Intuitively, the two pools are usually set to be equal or balanced in size in BSA-seq. However, the benefit of pool balance has not been studied. In some studies, the two pools are very different in size. For example, in a BSA-seq experiment for mapping QTLs underlying the high ethanol tolerance in yeast, the two pools consisted of 32 and 237 segregants, respectively (Pais et al. 2013). In this study, we proved that imbalance of pool size is harmful, especially when the difference between the two pools is large, which can reduce the power and increase the CI95 size significantly (Figure  5). Hence, pool balance is important.

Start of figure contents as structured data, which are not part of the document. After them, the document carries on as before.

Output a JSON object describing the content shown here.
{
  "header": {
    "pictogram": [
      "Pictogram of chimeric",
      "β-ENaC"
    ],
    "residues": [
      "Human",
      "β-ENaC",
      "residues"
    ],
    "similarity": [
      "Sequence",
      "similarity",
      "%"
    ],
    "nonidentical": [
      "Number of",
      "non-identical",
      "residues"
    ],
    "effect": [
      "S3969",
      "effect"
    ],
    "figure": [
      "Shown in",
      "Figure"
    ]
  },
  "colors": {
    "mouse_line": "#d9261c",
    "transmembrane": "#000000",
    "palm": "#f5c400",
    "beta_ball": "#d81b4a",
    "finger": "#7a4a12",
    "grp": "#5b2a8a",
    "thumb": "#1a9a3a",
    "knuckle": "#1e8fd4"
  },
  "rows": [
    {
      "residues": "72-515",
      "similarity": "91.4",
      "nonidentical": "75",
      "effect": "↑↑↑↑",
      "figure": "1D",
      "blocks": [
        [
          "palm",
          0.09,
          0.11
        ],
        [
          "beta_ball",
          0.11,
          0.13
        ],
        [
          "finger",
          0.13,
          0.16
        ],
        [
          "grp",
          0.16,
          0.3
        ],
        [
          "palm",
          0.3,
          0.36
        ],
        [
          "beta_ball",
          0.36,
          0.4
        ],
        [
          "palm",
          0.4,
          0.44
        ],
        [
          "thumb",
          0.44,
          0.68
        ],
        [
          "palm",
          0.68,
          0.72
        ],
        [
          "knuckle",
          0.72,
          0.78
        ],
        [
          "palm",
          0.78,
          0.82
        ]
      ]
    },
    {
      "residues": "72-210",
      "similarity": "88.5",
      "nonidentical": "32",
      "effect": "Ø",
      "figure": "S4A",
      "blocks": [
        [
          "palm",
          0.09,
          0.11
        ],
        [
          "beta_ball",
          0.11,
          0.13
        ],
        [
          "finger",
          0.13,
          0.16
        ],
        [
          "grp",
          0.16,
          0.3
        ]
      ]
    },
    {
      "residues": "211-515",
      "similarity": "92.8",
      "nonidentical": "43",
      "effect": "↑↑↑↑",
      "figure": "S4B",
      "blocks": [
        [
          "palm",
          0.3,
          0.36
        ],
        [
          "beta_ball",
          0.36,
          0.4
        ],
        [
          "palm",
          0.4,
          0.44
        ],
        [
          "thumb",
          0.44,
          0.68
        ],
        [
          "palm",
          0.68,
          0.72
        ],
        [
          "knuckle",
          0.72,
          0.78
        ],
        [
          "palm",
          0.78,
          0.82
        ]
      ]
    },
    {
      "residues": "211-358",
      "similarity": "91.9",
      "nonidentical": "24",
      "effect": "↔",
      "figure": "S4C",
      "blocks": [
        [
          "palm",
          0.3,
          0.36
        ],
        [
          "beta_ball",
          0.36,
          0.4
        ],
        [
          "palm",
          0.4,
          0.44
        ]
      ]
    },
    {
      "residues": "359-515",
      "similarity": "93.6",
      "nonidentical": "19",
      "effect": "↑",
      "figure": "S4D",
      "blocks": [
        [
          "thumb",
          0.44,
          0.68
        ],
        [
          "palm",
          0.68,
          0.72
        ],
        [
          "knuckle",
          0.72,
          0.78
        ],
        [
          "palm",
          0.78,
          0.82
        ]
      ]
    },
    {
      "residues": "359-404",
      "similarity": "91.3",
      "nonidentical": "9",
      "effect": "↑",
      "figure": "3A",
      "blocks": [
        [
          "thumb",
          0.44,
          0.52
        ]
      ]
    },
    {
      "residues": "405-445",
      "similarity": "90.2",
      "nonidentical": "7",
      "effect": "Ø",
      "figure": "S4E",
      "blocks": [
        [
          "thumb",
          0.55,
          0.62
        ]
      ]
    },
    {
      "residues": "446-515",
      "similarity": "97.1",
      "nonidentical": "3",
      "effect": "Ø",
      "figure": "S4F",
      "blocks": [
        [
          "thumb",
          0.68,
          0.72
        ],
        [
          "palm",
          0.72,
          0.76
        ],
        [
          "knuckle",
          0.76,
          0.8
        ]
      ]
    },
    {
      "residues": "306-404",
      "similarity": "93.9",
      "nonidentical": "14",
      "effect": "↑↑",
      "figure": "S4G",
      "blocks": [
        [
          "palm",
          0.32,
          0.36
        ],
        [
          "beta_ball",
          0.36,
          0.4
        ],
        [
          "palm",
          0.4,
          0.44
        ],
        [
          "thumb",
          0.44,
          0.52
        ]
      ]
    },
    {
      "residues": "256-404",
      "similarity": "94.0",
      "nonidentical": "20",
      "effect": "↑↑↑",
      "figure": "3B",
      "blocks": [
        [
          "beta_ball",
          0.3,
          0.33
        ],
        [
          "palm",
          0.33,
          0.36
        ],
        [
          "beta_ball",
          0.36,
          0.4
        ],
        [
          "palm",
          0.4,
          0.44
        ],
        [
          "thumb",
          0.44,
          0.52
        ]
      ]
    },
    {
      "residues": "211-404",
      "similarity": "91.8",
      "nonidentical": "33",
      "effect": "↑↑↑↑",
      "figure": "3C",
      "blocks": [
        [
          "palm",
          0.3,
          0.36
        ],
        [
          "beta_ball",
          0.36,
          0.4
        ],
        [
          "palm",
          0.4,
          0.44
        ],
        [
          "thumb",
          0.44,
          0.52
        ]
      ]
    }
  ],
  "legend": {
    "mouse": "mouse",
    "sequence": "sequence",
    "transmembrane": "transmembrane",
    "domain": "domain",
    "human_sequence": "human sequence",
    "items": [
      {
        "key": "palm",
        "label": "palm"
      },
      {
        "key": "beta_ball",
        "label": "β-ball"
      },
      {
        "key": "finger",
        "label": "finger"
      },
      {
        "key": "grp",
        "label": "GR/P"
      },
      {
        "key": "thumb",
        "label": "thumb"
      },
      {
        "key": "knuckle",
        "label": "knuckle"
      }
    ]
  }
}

We have shown that increasing population size can increase the power and reduce the CI95 size under a constant pool proportion, but the improvement of power and CI95 size due to population size increase is very small when the population is sufficiently large (Figure  2). In practice, population size is also restricted by the cost of phenotyping. So, it is not that the larger the population, the better. However, determining the suitable population size is not easy because it depends on the heritability of each QTL. We suggest that the suitable population size can be chosen in light of a typical minor QTL (e.g., h² = 0.03). It can be seen from Figure  2 that in both yeast H population and rice F₂ population, 1500 can be considered to be a suitable population size for a QTL with h² = 0.03, at which the power basically reaches 100% and the CI95 size has been within the slow decrease stage. In practice, researchers may want to know what the minimum population size is needed to detect a QTL with a given or higher heritability at a required power, or what the power is expected for a QTL with a given heritability when the population size is fixed. To meet these needs, we developed a web-based tool named BSA-seq Design Tool, which can be visited at http://124.71.74.135/BSA-seqDesignTool/ or downloaded from https://github.com/huanglikun/BSA-seqDesignTool. The tool will facilitate researchers to optimize their experimental designs of BSA-seq for QTL mapping.

Data availability

A web-based program named BSA-seq Design Tool is available at http://124.71.74.135/BSA-seqDesignTool/ and https://github.com/huanglikun/BSA-seqDesignTool.

Funding

This study was supported by the Sci-Tech Innovation Special Fund of Fujian Agriculture and Forestry University (grant number CXZX2017248).

Conflict of interest

The authors declare that there is no conflicts of interest.